The latest SA Graduate Recruiters’ Association (Sagra) Employer Survey 2012 also revealed that the average starting salary for graduates last year was R134 000 a year, while the highest was for positions at investment banks, mining and engineering companies, and law firms, which offered about R250 000 a year.
However, while parents thought graduation would guarantee future employment, this did not necessarily happen.
“In fact – a degree does not even guarantee an interview anymore – what it does though, is give you the licence to apply,” the association’s national co-ordinator Cathy Sims said.
“So, if a learner isn’t academically inclined but creative or good with their hands, use the opportunity to investigate further education as opposed to academic pursuit – there is always a demand for a good plumber, carpenter or nail technician.”
While Sims agreed that cracking the labour market was tough for some, there was no reason for those who had the “full package” to struggle. “Employers are looking for graduates who can plan and organise effectively, have good communication skills, an ability to solve problems and not just a qualification,” she said.
A report by Adcorp painted a bleak picture of the mismatch between what universities produced and what business needed.
Of the 600 000 unemployed graduates, most had studied the arts, social sciences and other humanities programmes.
This, while there were 800 000 vacancies in engineering, law, accounting and medicine.
A job seeker with just a Grade 12 certificate had a 40.6 percent chance of getting a job, compared with 63.7 percent for a bachelor’s degree holder, and 71.2 percent for an honours graduate.

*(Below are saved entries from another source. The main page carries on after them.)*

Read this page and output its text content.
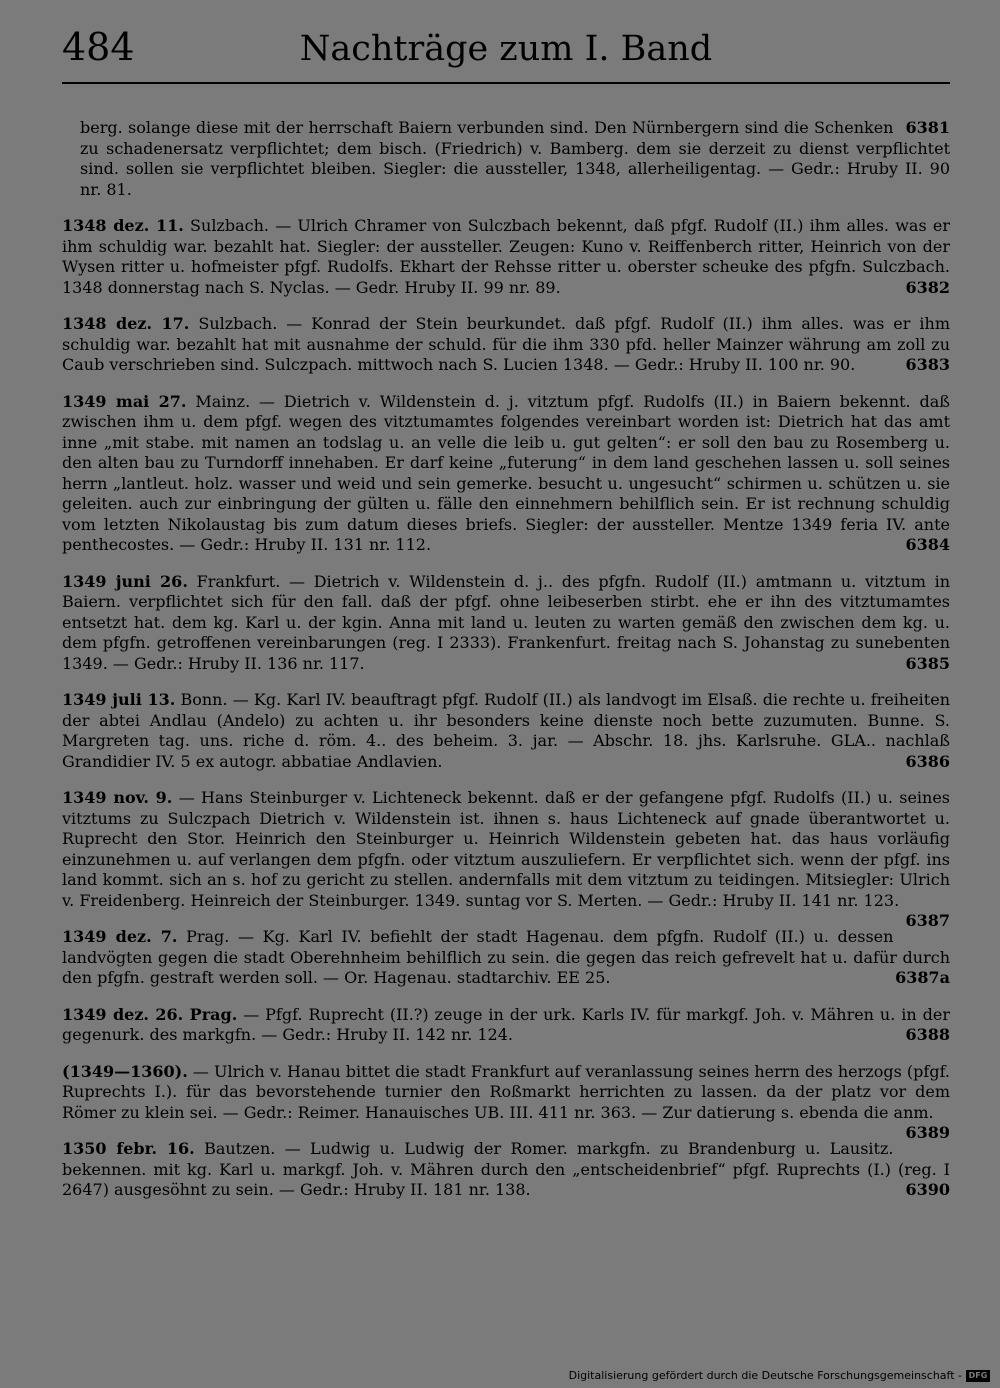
484	Nachträge zum I. Band

6381
berg. solange diese mit der herrschaft Baiern verbunden sind. Den Nürnbergern sind die Schenken zu schadenersatz verpflichtet; dem bisch. (Friedrich) v. Bamberg. dem sie derzeit zu dienst verpflichtet sind. sollen sie verpflichtet bleiben. Siegler: die aussteller, 1348, allerheiligentag. — Gedr.: Hruby II. 90 nr. 81.

1348 dez. 11. Sulzbach. — Ulrich Chramer von Sulczbach bekennt, daß pfgf. Rudolf (II.) ihm alles. was er ihm schuldig war. bezahlt hat. Siegler: der aussteller. Zeugen: Kuno v. Reiffenberch ritter, Heinrich von der Wysen ritter u. hofmeister pfgf. Rudolfs. Ekhart der Rehsse ritter u. oberster scheuke des pfgfn. Sulczbach. 1348 donnerstag nach S. Nyclas. — Gedr. Hruby II. 99 nr. 89.	6382

1348 dez. 17. Sulzbach. — Konrad der Stein beurkundet. daß pfgf. Rudolf (II.) ihm alles. was er ihm schuldig war. bezahlt hat mit ausnahme der schuld. für die ihm 330 pfd. heller Mainzer währung am zoll zu Caub verschrieben sind. Sulczpach. mittwoch nach S. Lucien 1348. — Gedr.: Hruby II. 100 nr. 90.	6383

1349 mai 27. Mainz. — Dietrich v. Wildenstein d. j. vitztum pfgf. Rudolfs (II.) in Baiern bekennt. daß zwischen ihm u. dem pfgf. wegen des vitztumamtes folgendes vereinbart worden ist: Dietrich hat das amt inne „mit stabe. mit namen an todslag u. an velle die leib u. gut gelten“: er soll den bau zu Rosemberg u. den alten bau zu Turndorff innehaben. Er darf keine „futerung“ in dem land geschehen lassen u. soll seines herrn „lantleut. holz. wasser und weid und sein gemerke. besucht u. ungesucht“ schirmen u. schützen u. sie geleiten. auch zur einbringung der gülten u. fälle den einnehmern behilflich sein. Er ist rechnung schuldig vom letzten Nikolaustag bis zum datum dieses briefs. Siegler: der aussteller. Mentze 1349 feria IV. ante penthecostes. — Gedr.: Hruby II. 131 nr. 112.	6384

1349 juni 26. Frankfurt. — Dietrich v. Wildenstein d. j.. des pfgfn. Rudolf (II.) amtmann u. vitztum in Baiern. verpflichtet sich für den fall. daß der pfgf. ohne leibeserben stirbt. ehe er ihn des vitztumamtes entsetzt hat. dem kg. Karl u. der kgin. Anna mit land u. leuten zu warten gemäß den zwischen dem kg. u. dem pfgfn. getroffenen vereinbarungen (reg. I 2333). Frankenfurt. freitag nach S. Johanstag zu sunebenten 1349. — Gedr.: Hruby II. 136 nr. 117.	6385

1349 juli 13. Bonn. — Kg. Karl IV. beauftragt pfgf. Rudolf (II.) als landvogt im Elsaß. die rechte u. freiheiten der abtei Andlau (Andelo) zu achten u. ihr besonders keine dienste noch bette zuzumuten. Bunne. S. Margreten tag. uns. riche d. röm. 4.. des beheim. 3. jar. — Abschr. 18. jhs. Karlsruhe. GLA.. nachlaß Grandidier IV. 5 ex autogr. abbatiae Andlavien.	6386

1349 nov. 9. — Hans Steinburger v. Lichteneck bekennt. daß er der gefangene pfgf. Rudolfs (II.) u. seines vitztums zu Sulczpach Dietrich v. Wildenstein ist. ihnen s. haus Lichteneck auf gnade überantwortet u. Ruprecht den Stor. Heinrich den Steinburger u. Heinrich Wildenstein gebeten hat. das haus vorläufig einzunehmen u. auf verlangen dem pfgfn. oder vitztum auszuliefern. Er verpflichtet sich. wenn der pfgf. ins land kommt. sich an s. hof zu gericht zu stellen. andernfalls mit dem vitztum zu teidingen. Mitsiegler: Ulrich v. Freidenberg. Heinreich der Steinburger. 1349. suntag vor S. Merten. — Gedr.: Hruby II. 141 nr. 123.
6387

1349 dez. 7. Prag. — Kg. Karl IV. befiehlt der stadt Hagenau. dem pfgfn. Rudolf (II.) u. dessen landvögten gegen die stadt Oberehnheim behilflich zu sein. die gegen das reich gefrevelt hat u. dafür durch den pfgfn. gestraft werden soll. — Or. Hagenau. stadtarchiv. EE 25.	6387a

1349 dez. 26. Prag. — Pfgf. Ruprecht (II.?) zeuge in der urk. Karls IV. für markgf. Joh. v. Mähren u. in der gegenurk. des markgfn. — Gedr.: Hruby II. 142 nr. 124.	6388

(1349—1360). — Ulrich v. Hanau bittet die stadt Frankfurt auf veranlassung seines herrn des herzogs (pfgf. Ruprechts I.). für das bevorstehende turnier den Roßmarkt herrichten zu lassen. da der platz vor dem Römer zu klein sei. — Gedr.: Reimer. Hanauisches UB. III. 411 nr. 363. — Zur datierung s. ebenda die anm.
6389

1350 febr. 16. Bautzen. — Ludwig u. Ludwig der Romer. markgfn. zu Brandenburg u. Lausitz. bekennen. mit kg. Karl u. markgf. Joh. v. Mähren durch den „entscheidenbrief“ pfgf. Ruprechts (I.) (reg. I 2647) ausgesöhnt zu sein. — Gedr.: Hruby II. 181 nr. 138.	6390

Digitalisierung gefördert durch die Deutsche Forschungsgemeinschaft - DFG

Professional bodies like the SA Law Society, the Health Professions Council and the Institute of Chartered Accountants didn’t help alleviate the skills shortage, the report suggested.
They existed, ostensibly, to restrict entry into these fields to maintain standards, but in reality they fostered monopolies and contributed to the brain drain.
SA had less than one doctor per 1 000 people, and yet hundreds of students who achieved six or seven distinctions in Grade 12 were turned away from medical schools every year.
“Despite the shortage of doctors, medical schools, in total, admit just 9 000 MB ChB students, compared with 8 500 some 10 years ago,” the report said.